Sabemos por “Walden” que Henry David se encontró a sí mismo en el interior de una cabaña, espacio desde donde renegó de los ideales de consumismo y trabajo de Estados Unidos y apostó por el hombre sencillo, la vida simple, los espacios abiertos. Ahora aprenderemos que el descenso por dos ríos de Nueva Inglaterra, el Concord, “extraordinario por la dulzura de su corriente”, y el Merrimack, es un viaje iniciático. Son los ríos de la vida. Como en su día lo fueron el bosque y la cabaña de “Walden”.

Henry David y John se lanzaron a la aventura un sábado, el último día de agosto de 1839. Lo hicieron en un bote “cuya construcción nos ha llevado una semana de trabajo en primavera. Tenía la forma de una barca de pescador, con el fondo plano, de quince pies de largo por un máximo de tres y medio de ancho, pintado de verde y con una franja azul, un guiño a los dos elementos en que pasaría su existencia”.

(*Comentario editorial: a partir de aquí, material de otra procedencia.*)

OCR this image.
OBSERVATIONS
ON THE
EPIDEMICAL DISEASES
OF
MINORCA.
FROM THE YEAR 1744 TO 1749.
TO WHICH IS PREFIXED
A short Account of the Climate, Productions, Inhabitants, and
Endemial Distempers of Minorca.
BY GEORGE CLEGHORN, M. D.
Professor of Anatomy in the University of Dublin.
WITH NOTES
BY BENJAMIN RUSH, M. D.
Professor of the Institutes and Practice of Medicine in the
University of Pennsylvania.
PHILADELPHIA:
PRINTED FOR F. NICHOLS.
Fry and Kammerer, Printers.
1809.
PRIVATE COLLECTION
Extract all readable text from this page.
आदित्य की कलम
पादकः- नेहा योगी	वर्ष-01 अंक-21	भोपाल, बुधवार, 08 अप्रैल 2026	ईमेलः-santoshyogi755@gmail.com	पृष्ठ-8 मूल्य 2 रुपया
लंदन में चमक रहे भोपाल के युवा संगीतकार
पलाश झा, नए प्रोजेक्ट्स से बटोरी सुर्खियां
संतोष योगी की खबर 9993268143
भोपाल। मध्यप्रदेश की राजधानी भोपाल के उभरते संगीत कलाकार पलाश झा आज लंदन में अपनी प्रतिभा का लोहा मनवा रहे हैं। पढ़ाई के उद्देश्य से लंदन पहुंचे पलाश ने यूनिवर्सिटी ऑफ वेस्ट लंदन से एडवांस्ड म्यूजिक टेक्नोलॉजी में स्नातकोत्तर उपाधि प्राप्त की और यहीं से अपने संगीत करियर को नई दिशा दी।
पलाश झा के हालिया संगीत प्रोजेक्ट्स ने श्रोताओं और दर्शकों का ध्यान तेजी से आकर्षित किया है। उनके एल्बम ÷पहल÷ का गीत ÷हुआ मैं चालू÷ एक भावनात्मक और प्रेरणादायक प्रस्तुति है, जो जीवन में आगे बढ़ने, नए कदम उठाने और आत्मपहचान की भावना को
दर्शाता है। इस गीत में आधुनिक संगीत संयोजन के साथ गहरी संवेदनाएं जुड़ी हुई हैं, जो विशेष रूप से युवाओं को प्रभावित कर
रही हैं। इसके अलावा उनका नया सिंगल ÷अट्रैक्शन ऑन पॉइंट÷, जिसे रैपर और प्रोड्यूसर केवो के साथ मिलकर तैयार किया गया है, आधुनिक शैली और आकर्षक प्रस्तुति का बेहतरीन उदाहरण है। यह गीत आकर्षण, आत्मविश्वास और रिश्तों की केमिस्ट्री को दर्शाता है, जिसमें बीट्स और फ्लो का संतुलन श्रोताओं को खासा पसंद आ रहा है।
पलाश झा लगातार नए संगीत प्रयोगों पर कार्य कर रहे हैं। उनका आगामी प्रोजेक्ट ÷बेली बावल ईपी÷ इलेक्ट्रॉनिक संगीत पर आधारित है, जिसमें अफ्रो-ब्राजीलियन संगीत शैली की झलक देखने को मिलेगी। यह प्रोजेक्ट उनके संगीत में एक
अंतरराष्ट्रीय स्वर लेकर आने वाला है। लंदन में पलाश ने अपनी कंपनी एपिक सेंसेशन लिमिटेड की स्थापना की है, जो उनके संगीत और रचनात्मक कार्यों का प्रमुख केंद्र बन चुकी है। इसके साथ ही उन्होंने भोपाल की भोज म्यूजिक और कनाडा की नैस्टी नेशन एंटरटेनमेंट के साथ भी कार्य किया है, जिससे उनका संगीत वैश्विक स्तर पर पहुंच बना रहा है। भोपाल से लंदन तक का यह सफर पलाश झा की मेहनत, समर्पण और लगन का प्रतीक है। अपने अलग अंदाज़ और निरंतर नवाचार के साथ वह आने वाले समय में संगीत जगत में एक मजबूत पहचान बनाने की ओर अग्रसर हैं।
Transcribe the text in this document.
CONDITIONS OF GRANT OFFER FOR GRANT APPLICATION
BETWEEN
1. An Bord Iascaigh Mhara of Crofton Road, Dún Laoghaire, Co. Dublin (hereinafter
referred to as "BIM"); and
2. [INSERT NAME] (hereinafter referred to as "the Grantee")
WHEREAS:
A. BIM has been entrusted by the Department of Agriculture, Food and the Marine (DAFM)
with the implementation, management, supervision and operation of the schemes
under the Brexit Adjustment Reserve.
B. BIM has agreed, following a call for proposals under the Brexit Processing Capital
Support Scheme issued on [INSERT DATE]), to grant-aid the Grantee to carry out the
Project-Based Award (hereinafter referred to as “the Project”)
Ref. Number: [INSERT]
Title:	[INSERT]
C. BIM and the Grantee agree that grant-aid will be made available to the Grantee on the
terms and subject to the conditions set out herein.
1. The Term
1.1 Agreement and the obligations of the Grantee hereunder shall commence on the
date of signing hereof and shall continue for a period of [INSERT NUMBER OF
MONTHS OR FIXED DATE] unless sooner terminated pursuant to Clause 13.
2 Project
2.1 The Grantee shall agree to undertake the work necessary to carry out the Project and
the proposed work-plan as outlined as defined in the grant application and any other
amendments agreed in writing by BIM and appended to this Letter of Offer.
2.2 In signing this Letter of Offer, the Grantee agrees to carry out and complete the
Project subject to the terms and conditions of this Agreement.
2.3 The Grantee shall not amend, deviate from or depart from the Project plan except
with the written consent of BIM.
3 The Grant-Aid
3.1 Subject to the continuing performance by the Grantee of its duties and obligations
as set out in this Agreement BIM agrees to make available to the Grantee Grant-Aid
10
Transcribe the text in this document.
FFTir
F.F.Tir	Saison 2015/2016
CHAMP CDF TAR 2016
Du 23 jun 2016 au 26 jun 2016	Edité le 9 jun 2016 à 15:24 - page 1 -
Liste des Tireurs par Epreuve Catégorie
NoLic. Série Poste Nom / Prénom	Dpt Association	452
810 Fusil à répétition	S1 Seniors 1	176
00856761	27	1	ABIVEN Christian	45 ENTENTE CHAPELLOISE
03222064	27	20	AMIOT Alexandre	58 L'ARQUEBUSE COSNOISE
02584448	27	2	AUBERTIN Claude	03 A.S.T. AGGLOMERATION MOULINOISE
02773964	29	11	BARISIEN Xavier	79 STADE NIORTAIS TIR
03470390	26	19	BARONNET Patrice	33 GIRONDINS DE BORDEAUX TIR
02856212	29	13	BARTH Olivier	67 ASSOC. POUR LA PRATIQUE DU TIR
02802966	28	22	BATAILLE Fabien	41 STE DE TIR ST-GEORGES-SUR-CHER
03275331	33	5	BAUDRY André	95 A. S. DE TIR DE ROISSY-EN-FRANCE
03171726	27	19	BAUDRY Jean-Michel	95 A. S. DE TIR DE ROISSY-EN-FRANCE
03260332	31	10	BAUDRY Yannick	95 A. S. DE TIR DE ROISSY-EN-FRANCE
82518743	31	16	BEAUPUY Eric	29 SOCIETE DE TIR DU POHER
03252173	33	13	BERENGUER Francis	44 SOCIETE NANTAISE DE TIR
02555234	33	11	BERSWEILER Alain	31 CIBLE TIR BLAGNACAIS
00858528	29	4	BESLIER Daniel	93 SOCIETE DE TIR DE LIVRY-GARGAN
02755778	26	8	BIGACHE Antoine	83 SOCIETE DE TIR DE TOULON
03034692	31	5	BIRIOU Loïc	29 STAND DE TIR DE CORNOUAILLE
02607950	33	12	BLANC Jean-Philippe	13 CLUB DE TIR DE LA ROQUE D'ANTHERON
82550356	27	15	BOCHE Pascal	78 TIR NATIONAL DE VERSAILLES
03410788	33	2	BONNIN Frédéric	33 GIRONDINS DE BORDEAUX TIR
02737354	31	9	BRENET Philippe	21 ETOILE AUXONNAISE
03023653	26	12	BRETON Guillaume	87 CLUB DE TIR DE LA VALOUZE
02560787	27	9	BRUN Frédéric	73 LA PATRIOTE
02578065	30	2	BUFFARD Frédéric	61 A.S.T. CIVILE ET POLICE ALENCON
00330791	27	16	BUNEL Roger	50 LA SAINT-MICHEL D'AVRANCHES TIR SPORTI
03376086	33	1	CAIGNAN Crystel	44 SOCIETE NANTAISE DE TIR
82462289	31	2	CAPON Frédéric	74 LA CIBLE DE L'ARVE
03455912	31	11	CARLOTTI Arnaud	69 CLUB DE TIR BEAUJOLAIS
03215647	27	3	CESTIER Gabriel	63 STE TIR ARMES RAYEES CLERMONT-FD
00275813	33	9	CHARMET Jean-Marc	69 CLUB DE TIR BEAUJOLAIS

El filósofo cuenta el viaje, lo que siente en contacto con el agua y el aire, “el sonido tenue, deliberado y ominoso de las gotas contra nuestro techo de algodón”.   E incluye aquí y allí poemas, de su colega Emerson y de otros muchos, una selección brillante que comparte papel con descripciones de fauna y flora (siluros y salmones, cercetas y ánades, abedules y alisos), pero también de fenómenos geográficos, de trabajadores locales, de indios y nativos, de los habitantes del río y sus bosques.

Las leyes de la naturaleza, “más inmutables que las de cualquier déspota”, no impiden que los protagonistas del viaje lean. Y que el escritor hable de libros, de lectores, de literatura: “Merece la pena tomarse tiempo para escoger nuestras lecturas, pues los libros constituyen la sociedad que frecuentamos”.

“Musketaquid”, exuberante libro de viajes , es complemento perfecto de “Walden”, imprescindible ensayo intimista. Les une la armonía con la naturaleza, la belleza del lenguaje y la pureza del autor, un espíritu libre. Delicioso.